アイルランド代表戦は「笛」で差がついた?
2019.10.4(金)
9月28日、静岡・エコパスタジアム。4年に1度あるラグビーワールドカップ日本大会の予選プールAの試合があり、初の8強入りを目指す日本代表が2018年欧州王者のアイルランド代表に19-12で勝った。
日本代表の防御網は「ラインスピード」と「ダブルタックル」を意識。接点付近から向こうの攻撃方向側へ数えて3番目あたりのタックラーが、どんぴしゃりのタイミングで相手の腰元へクラッシュ。付近の選手は相手の手元へ身体を差し込むなど、状況に応じて加勢する。整理されているうえに勇敢な守備は、正司令塔のジョナサン・セクストンを欠く相手をトラブルに追い込んだ。

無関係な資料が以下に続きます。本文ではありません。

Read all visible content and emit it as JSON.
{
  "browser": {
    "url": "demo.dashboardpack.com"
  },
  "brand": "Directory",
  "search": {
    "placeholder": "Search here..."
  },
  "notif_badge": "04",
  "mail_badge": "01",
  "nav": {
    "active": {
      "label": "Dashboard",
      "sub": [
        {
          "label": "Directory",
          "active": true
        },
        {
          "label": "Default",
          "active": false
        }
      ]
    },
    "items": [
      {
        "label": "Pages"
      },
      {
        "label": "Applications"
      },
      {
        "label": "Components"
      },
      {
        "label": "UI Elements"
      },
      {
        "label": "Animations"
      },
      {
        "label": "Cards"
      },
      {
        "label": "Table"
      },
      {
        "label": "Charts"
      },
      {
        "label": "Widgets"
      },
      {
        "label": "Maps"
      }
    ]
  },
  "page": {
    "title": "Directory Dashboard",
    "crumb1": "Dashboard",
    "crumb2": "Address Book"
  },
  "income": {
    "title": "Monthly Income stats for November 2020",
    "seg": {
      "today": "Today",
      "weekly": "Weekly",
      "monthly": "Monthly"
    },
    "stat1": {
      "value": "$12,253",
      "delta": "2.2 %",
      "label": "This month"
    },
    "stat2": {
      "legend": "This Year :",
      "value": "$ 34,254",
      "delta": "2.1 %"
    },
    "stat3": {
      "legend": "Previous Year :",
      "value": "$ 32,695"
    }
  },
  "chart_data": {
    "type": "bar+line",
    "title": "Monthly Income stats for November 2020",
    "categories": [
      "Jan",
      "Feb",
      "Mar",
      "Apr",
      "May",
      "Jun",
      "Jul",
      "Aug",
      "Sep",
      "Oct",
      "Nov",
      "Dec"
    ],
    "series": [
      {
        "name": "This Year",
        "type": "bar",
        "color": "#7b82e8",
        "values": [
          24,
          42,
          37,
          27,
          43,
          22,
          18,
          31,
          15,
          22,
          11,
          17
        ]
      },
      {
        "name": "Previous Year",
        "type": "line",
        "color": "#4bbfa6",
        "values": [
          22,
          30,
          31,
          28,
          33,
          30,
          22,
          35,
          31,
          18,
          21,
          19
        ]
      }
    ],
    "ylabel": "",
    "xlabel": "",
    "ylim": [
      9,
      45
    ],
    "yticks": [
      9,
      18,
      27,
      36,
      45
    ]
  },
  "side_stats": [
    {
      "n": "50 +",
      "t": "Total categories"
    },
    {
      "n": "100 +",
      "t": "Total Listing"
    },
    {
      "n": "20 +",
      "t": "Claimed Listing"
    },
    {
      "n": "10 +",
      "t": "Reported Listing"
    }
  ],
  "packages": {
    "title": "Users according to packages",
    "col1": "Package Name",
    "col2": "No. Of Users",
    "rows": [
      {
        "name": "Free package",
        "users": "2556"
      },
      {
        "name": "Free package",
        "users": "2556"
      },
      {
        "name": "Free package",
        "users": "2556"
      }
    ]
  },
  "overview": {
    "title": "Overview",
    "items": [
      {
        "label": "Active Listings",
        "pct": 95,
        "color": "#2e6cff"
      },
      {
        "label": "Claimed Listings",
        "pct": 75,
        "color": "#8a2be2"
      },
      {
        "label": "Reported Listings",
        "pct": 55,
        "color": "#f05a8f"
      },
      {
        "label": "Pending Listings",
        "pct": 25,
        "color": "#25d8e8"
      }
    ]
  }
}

攻めては数少ない相手防御の切れ目へパスを放り、勢いをつけながらのボールキープを実現。ジェイミー・ジョセフヘッドコーチは、準備の質で上回ったと述べる。
「彼らはこの試合については今週の月曜から考えていた。我々はこの試合のためにかなりの時間をかけてきた」
勝敗を分けたポイントには他に、規律がある。
そもそも勝ったリーチマイケル主将は、3つ白星を得た4年前のイングランド大会を「レフリーといいコミュニケーションが取れた」と総括している。この時は予選プール全体で最小反則数を記録していた。
当時の陣営は、初戦の担当だったジェローム・ガルゼスを直前合宿に招聘。グラウンドで質問攻めにし、食事でもてなした。初戦では結局、ガルゼスの傾向を分析したこともあって過去2回優勝の南アフリカ代表を撃破。日本にラグビーブームを巻き起こした。
今回は前回のような手は打たなかったが、日本協会の久保修平レフリーやワールドラグビーから巡回するレフリーのクリス・ポロック氏らと一般的な視点を共有する。
さらにウイングの松島幸太朗曰く、「練習中、高いタックル、グラスカッターの(低すぎる)タックルがあった時は、ジェイミーが止めて、『それはレッドカードかイエローカードになる』と日頃から言っています」。日本代表の兄弟チームだったサンウルブズは今季のスーパーラグビー(国際リーグ)で反則過多に泣いたが、今季は両軍の人員が大きく異なっていた。
そして「静岡の歓喜」と呼ばれる今度の80分。反則数は日本代表の6に対し、アイルランド代表は9。勝った日本代表の長谷川慎スクラムコーチは「(スクラムで)2個のペナルティを取られたのは非常に悔しい。そこを修正しないと、他のチームはそこを突いてくる」と己に矛先を向けるが、笛への対応に苦慮したのはむしろアイルランド代表だった。自陣での反則は日本代表に4本のペナルティーゴールを決めさせ、トライ数で上回りながら黒星を喫した。
敗れたジョー・シュミットヘッドコーチは、「(この日とられた)オフサイド4回のうち3つが間違ったコールだったというフィードバックを受けた」。この発言は、大会公式のメディア用サイトで読める。オフサイドとは、攻防戦より前でプレーをしてしまう反則のこと。
この日に笛を吹いたアンガス・ガードナー氏は今年、アイルランド代表がウェールズ代表に負けた欧州6か国対抗の試合も担当。戦前から日本代表選手の特徴をそらんじるなど侮る気配を見せなった指揮官が、怒りの矛先を自軍プレーヤー以外へ向けた格好だ。
ちなみに「フィードバック」を受けた相手にはタッチライン際のアシスタントレフリーであるジェローム・ガルゼス氏の名をあげていて、ガルゼス氏はアイルランド代表が10月3日におこなうロシア代表戦(兵庫・神戸市御崎公園球技場)を担当する。
もちろん敗軍の将は、日本代表のプレーにはさして苦言を呈していない。ただし自軍の手堅さにも自信を持っていて、こんな発言も残している。
「一般的に言って、私たちが対戦相手よりも高いペナルティカウントを持つことは珍しいことです」
ちなみに日本代表は、すでに「静岡の歓喜」を「過去のこと」にしている。10月5日のサモア代表戦に向け、プロップの稲垣啓太は「テストマッチになるとひとつのペナルティが勝敗を左右する。前回はペナルティを減らすことに成功しましたが、さらに減らすことに集中したいです」とする。